Said Achmiz comments on Probability is a model, frequency is an observation: Why both halfers and thirders are correct in the Sleeping Beauty problem.

Said Achmiz 12 Jul 2018 23:19 UTC
2 points

We can then try to work backwards from what the right action is to what probability Beauty should assign to the coin landing Heads after being wakened, in order that this probability will lead (by standard decision theory) to her taking the action we’ve decided is the correct one.

Is there some reason why you’re committed to standard (by which you presumably mean, causal—or what?) decision theory, when approaching this question? After all:

For your second scenario, Beauty really has to commit to what to do before the experiment

As I understand it, UDT (or some similar decision theory) is the now-standard solution for such dilemmas.

I think it ought to be the case that, regardless of the reward structure, if you work backwards from correct action to probabilities, you get that Beauty after wakening should give probability 1⁄3 to Heads.

Why, though?
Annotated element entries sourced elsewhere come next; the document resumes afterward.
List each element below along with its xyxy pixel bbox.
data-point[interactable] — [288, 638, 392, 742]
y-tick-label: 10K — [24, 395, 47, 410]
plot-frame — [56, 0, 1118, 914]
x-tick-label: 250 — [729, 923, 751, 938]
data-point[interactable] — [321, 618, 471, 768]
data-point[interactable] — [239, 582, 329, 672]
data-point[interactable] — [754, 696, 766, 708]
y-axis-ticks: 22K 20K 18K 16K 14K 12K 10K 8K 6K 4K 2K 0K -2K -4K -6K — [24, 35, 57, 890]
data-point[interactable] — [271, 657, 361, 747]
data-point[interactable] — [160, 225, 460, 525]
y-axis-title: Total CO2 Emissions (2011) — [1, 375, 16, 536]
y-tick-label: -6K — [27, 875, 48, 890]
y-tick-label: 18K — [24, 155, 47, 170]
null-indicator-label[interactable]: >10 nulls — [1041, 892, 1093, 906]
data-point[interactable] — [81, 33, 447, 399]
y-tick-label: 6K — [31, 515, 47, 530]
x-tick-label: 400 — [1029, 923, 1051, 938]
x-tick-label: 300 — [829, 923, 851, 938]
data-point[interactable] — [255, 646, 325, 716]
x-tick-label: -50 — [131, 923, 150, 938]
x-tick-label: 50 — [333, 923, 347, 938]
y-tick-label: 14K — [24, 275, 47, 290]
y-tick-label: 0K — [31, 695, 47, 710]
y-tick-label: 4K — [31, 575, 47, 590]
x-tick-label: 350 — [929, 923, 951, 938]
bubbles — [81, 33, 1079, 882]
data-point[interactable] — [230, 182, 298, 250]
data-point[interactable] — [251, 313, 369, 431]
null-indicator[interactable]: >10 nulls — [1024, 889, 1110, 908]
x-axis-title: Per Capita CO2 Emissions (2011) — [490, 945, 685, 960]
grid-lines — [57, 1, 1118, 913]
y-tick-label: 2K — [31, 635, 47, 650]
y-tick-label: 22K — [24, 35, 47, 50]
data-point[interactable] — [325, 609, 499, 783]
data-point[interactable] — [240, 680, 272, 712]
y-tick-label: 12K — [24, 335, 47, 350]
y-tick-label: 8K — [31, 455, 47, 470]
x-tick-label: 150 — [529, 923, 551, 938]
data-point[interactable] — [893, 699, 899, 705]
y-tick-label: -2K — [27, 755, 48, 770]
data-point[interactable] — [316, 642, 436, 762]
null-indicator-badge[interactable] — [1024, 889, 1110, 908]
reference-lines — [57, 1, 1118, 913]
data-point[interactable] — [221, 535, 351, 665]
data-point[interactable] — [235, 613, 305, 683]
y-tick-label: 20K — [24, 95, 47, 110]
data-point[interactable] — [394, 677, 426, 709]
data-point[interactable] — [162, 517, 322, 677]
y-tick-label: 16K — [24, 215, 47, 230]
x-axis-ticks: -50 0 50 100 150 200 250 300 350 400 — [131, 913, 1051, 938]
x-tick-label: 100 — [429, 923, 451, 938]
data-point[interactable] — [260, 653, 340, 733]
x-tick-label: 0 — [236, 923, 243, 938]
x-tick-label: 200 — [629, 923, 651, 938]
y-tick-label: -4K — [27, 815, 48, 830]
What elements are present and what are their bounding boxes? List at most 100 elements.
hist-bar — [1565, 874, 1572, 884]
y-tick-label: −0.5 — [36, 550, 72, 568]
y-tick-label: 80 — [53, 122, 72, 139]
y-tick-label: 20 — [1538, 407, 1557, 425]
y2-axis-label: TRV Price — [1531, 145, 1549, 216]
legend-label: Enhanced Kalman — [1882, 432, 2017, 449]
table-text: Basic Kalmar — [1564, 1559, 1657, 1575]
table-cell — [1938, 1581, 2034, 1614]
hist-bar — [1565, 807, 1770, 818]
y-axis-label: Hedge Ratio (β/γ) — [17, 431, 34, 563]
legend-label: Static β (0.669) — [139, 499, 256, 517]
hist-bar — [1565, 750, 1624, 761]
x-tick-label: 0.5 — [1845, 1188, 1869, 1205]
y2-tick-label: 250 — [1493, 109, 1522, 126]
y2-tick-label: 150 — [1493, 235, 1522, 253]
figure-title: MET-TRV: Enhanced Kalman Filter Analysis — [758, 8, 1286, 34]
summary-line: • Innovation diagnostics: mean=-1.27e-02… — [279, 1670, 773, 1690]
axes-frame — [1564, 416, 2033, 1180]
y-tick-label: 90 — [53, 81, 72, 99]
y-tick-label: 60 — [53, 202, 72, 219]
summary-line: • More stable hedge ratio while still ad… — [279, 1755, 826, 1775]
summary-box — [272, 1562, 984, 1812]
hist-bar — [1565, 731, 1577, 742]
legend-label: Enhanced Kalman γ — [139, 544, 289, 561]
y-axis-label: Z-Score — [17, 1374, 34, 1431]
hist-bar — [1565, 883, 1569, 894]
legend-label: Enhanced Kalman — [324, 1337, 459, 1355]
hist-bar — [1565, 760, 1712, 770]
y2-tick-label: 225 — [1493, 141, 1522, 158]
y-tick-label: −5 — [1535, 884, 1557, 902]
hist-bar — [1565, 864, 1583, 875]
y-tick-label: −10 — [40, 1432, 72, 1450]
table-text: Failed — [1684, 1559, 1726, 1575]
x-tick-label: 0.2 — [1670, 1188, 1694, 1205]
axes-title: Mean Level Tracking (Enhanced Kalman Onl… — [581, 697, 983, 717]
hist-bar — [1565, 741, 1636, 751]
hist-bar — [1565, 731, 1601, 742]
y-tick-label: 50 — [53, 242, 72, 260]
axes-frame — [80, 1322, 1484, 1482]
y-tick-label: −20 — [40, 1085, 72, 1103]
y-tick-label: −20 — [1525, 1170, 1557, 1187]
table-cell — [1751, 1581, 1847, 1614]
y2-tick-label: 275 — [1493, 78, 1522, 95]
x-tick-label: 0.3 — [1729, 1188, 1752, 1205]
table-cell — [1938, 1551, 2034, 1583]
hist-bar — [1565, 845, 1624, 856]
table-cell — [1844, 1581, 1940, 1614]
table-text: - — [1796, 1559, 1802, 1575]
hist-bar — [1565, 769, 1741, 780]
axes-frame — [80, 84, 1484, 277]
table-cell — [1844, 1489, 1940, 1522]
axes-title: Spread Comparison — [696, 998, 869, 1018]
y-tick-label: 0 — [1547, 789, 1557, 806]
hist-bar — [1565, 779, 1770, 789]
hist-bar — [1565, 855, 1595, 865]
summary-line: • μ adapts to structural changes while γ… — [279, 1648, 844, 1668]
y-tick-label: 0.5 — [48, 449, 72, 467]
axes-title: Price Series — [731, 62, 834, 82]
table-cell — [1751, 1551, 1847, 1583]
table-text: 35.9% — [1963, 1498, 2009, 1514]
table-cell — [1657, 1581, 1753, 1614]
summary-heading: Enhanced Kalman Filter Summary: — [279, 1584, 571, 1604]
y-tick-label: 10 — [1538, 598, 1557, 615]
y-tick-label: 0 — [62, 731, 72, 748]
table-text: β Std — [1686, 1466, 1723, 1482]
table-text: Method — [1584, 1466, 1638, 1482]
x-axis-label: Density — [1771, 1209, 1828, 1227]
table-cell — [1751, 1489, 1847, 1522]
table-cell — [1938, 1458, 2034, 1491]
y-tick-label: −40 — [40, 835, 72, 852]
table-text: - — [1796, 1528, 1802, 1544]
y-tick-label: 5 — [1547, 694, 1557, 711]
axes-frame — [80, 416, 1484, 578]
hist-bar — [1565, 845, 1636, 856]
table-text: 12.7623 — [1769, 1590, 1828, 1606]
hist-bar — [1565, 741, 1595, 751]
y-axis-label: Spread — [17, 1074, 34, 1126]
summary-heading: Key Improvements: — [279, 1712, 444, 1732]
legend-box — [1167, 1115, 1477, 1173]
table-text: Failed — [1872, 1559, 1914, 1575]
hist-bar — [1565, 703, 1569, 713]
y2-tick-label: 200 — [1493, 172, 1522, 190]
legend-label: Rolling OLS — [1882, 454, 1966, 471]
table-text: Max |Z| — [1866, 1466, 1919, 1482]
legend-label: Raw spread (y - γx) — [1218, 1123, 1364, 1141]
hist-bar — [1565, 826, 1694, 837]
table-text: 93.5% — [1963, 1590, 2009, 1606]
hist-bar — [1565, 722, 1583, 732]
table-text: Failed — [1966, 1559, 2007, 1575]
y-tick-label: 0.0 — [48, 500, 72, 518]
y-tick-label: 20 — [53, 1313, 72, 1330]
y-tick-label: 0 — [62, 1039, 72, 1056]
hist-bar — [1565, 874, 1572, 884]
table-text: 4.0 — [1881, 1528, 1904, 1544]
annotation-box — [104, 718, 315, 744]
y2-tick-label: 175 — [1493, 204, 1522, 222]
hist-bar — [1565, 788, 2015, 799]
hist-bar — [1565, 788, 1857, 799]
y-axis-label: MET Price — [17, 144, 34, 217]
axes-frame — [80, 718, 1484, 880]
More importantly, why does it matter?

It seems to me that all that Beauty needs to know, given that that the scenario (one or two awakenings) is chosen by the flip of a fair coin, is that fair coins land heads half the time, and tails the other half. I really don’t see any reason why we should insist on there being some single, “objectively correct”, subjective probability assignment over the outcomes, that has to hold true for all formulations of this thought experiment, and/or all other Sleeping-Beauty-esque scenarios, etc.

In other words:

We agree about what the right actions are for the various reward structures.

I am struggling to see why there should be anything more to the matter than this. We all agree what the right actions are and we are all equally quite capable of determining what those right actions are. It seems to me that we’re done.
- Radford Neal 12 Jul 2018 23:43 UTC
  1 point
  Parent
  A big reason why probability (and belief in general) is useful is that it separates our observations of the world from our decisions. Rather than somehow relating every observation to every decision we might sometime need to make, we instead relate observations to our beliefs, and then use our beliefs when deciding on actions. That’s the cognitive architecture that evolution has selected for (excepting some more ancient reflexes), and it seems like a good one.
  - Said Achmiz 12 Jul 2018 23:50 UTC
    3 points
    Parent
    I don’t really disagree, per se, with this general point, but it seems strange to insist on rejecting an answer we already have, and already know is right, in the service of this broad point. If you want to undertake the project of generalizing and formalizing the cognitive algorithms that led us to the right answer, fine and well, but in no event should that get in the way of clarity w.r.t. the original question.
    
    Again: we know the correct answer (i.e. the correct action for Beauty to take); and we know it differs depending on what reward structure is on offer. The question of whether there is, in some sense, a “right answer” even if there are no rewards at all, seems to me to be even potentially useful or interesting only in the case that said “right answer” does in fact generate all the practical correct answers that we already have. (And then we can ask whether it’s an improvement on whatever algorithm we had used to generate said right answers, etc.)
    - Radford Neal 13 Jul 2018 0:16 UTC
      1 point
      Parent
      Well of course. If we know the right action from other reasoning, then the correct probabilities better lead us to the same action. That was my point about working backwards from actions to see what the correct probabilities are. One of the nice features about probabilities in “normal” situations is that the probabilities do not depend on the reward structure. Instead we have a decision theory that takes the reward structure and probabilities as input and produces actions. It would be nice if the same nice property held in SB-type problems, and so far it seems to me that it does.
      I don’t think there has ever been much dispute about the right actions for Beauty to take in the SB problem (i.e., everyone agrees about the right bets for Beauty to make, for whatever payoff structure is defined). So if just getting the right answer for the actions was the goal, SB would never have been considered of much interest.